Je me réjouis, comme chacun d'entre vous je l'espère, de la levée de la garde à vue des soixante-sept jeunes, interpellés la nuit dernière dans des conditions pour le moins surprenantes et auxquels certains membres de notre groupe ont pu exprimer leur solidarité.
J'entends certains collègues de gauche s'inquiéter des dérives que pourraient occasionner les manifestations. Mais je crois que le propre du débat parlementaire est d'offrir une alternative à la rue, à la manifestation et à la violence. Il permet, non pas d'atténuer ou d'édulcorer, mais de focaliser, d'ordonner et d'orchestrer les interrogations qui traversent la société civile. En interdisant la discussion parlementaire, vous prenez, chers collègues, le risque de céder la place à un autre débat, moins organisé.
J'ai constaté, en assistant à la Conférence des présidents ce matin, que le président de la commission des Lois n'y participait pas et n'était pas représenté. J'en ai déduit qu'il ne souhaitait peut-être pas, par sa présence, cautionner un procédé qu'il désapprouvait. Mais je sais désormais que mon interprétation n'était pas tout à fait juste, monsieur le président…
Quelles sont les raisons de cette soudaine précipitation dans l'organisation de nos travaux, madame la garde des Sceaux, puisque le Gouvernement en est à l'origine ? Je ne les comprends pas. S'agit-il de ressouder une gauche en voie d'éclatement sur d'autres sujets ? S'agit-il de faire passer au second plan des débats gênants, comme celui sur la moralisation de la vie politique ? S'agit-il d'éviter les sujets économiques qui intéressent les Français ? L'anticipation de cet examen en deuxième lecture, initialement prévu fin mai, est d'autant plus incompréhensible que devait avoir lieu cette semaine un débat sur la sûreté nucléaire, dont M. Coronado conviendra sans doute avec moi qu'il n'aurait pas manqué d'intérêt.

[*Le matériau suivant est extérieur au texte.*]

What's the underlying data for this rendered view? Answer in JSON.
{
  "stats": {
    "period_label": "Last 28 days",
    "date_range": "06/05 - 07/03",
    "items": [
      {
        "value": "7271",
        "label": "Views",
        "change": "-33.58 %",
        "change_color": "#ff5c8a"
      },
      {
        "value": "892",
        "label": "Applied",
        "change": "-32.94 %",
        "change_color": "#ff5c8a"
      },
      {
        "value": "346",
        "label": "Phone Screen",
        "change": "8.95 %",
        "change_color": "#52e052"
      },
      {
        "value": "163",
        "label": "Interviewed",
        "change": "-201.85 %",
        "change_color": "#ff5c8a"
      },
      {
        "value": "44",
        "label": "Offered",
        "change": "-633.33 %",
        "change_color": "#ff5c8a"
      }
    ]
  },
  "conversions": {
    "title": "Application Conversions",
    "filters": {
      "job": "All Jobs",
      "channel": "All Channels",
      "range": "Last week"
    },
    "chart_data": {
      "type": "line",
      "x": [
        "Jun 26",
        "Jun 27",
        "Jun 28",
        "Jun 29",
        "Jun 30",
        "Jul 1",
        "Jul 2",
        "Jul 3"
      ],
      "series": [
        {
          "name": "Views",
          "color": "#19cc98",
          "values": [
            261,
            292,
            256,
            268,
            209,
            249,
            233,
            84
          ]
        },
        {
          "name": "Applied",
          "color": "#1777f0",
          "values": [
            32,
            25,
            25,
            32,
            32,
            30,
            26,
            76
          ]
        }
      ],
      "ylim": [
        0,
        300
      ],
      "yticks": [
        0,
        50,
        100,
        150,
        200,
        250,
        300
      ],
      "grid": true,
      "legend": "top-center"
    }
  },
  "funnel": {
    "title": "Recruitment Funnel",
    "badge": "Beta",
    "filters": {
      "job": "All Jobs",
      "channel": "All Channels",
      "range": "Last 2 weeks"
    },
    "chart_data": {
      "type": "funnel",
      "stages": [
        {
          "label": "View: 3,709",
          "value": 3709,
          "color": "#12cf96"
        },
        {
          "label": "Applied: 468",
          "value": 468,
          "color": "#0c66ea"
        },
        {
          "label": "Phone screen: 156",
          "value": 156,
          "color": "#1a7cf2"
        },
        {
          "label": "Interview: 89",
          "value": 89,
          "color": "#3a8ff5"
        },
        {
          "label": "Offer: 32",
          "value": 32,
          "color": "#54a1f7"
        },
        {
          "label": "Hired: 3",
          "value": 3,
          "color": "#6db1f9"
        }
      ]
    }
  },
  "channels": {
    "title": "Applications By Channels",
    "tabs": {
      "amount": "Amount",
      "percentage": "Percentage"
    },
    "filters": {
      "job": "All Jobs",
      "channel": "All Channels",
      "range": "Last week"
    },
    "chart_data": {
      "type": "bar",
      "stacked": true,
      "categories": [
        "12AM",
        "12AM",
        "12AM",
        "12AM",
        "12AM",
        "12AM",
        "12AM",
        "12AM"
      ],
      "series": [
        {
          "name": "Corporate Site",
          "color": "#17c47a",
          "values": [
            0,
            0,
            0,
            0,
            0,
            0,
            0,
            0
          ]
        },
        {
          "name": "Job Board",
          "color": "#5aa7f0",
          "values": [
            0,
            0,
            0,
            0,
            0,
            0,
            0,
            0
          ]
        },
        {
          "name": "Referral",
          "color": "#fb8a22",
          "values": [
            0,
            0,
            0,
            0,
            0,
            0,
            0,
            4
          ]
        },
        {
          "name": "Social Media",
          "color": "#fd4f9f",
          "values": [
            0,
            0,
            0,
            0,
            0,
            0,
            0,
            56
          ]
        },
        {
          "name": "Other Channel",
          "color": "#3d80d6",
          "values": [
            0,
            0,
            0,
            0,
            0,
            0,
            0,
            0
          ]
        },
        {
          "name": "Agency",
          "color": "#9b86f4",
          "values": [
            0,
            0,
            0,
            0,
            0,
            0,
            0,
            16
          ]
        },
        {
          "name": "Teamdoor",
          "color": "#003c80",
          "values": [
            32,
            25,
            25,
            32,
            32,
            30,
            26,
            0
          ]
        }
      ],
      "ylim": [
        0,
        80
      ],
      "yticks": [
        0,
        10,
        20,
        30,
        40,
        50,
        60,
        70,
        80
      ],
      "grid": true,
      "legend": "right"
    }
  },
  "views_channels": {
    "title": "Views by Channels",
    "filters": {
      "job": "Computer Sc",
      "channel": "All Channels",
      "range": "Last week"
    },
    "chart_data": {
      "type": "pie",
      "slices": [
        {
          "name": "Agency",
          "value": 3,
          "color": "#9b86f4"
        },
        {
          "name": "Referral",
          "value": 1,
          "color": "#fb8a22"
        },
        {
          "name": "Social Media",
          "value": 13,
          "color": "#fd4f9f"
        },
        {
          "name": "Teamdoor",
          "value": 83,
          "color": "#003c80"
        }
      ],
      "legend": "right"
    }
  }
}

Vous répétez que l'urgence n'a pas été déclarée sur ce texte. Mais comme M. Gosselin, je considère que la conjonction de la précipitation du calendrier et de la pression en faveur du vote conforme est pire !
En outre, la procédure du temps programmé, utilisée jusqu'ici pour de premières lectures et, éventuellement, maintenue pour les suivantes, est, pour la première fois depuis 2008, imposée au stade de la deuxième lecture. De surcroît, il n'a pas été fait droit à la demande d'un allongement exceptionnel de la durée des débats dans le cadre de ce temps programmé, possibilité pourtant offerte aux présidents de groupe par l'article 49, alinéa 10, du Règlement de l'Assemblée nationale. Sous la pression du groupe majoritaire, la fixation de la durée de la discussion à cinquante heures a été refusée. L'UMP disposera donc d'un temps de parole d'un peu moins de onze heures.
Cette durée limitée n'est pas à la mesure des besoins. Alors que onze jours et onze nuits ont été nécessaires à l'examen en première lecture, consacrer cinquante heures à la deuxième lecture ne semblait pas déraisonnable.
Enfin, si le recours à la procédure des ordonnances est possible, le débat sur leur champ d'application ne pourra pas avoir lieu puisque la majorité s'interdit d'amender le texte adopté par le Sénat. Les ordonnances ne concernent pourtant pas des sujets mineurs : ce ne sont pas moins de dix codes, voire l'ensemble des codes à l'exception du code civil, qu'elles devraient modifier.
Le recours aux ordonnances, le refus d'un allongement exceptionnel du temps programmé, ainsi que l'accélération du calendrier sont autant de motifs d'une contestation devant le Conseil constitutionnel de ce projet de loi que le groupe UMP ne manquera pas de faire valoir.
Cette accumulation de procédés allant à l'encontre de la sérénité des débats est une première, qui ne permet certainement pas de prévenir les risques de dérapage que j'évoquais au début de mon propos.